In a separate legal action, the Woznicki team and Pennsylvania insurance regulators are working on a Penn Treaty rehabilitation plan. A court held a hearing on a proposal July 13.

Back in 2012, a state court blocked an effort by the Pennsylvania department to turn rehabilitation proceedings for Penn Treaty and the affiliate, American Network Insurance Company, into liquidation proceedings, based partly on concerns that liquidation would hurt the LTCI policyholders, and in part on concerns that regulators had not been entirely candid with the court.

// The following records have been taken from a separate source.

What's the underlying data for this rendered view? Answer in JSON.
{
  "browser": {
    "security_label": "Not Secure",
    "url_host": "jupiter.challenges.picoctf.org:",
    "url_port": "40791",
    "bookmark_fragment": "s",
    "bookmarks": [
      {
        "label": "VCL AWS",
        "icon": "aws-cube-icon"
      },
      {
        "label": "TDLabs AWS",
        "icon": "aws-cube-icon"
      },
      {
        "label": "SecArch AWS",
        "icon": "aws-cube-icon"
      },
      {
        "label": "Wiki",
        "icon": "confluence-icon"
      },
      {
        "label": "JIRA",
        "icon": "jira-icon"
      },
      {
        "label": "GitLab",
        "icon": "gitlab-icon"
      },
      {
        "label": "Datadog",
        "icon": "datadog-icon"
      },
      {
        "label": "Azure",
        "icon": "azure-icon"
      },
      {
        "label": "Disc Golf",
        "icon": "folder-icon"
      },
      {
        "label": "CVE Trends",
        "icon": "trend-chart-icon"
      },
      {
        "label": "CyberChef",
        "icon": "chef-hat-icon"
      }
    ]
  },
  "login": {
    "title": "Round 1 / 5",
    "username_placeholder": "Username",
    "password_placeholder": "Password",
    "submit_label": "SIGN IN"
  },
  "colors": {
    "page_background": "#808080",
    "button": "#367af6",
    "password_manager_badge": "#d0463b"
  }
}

See also: Court Blocks Liquidation of Penn Treaty

The lower-court judge said the commissioner had erred by putting off a move to liquidate the companies, and by treating the rehabilitation as a conservatorship to give him more time to prepare for liquidation.

Normally, a court should give deference to a statutory rehabilitator’s conversion petition, but, in this case, because state regulators originally put off asking for liquidation, even though they seemed to have grounds for liquidation, and because moving forward with rehabilitation efforts does not seem likely to hurt policyholders, the court will not do anything to keep the lower court from considering the rehabilitation plan proposal, the Supreme Court says.

See also: Could state regulators be ganging up on Penn Treaty?

But the current acting insurance commissioner is not the commissioner who originally asked the courts to put Penn Treaty and its affiliate in rehabilitation, and judicial review of the rehabilitation plan proposal “should proceed subject to a more deferential overlay relative to the new acting commissioner,” the court says.

Two of the court’s seven justices did not participate in the ruling, and one issued a concurring opinion emphasizing the need for deference to a rehabilitator’s views.

Shortly after the original version of this story appeared, the Pennsylvania department responded with a statement. Below is an excerpt:

“While we believe the outcome of the Supreme Court’s decision provides helpful clarification on the applicable law in cases such as this, our focus remains on resolving the underlying matter,” the department said in the statement. “When the department appealed to the Supreme Court after the Commonwealth Court’s earlier decision, we simultaneously began drafting a rehabilitation plan. This plan was first submitted to the Commonwealth Court in April 2013 and again in October 2014 as an amended version. We expect a final Commonwealth Court decision on the plan in the next few months and we are hopeful that the court will approve the plan so we may provide options and certainty to Penn Treaty and American Network policyholders.”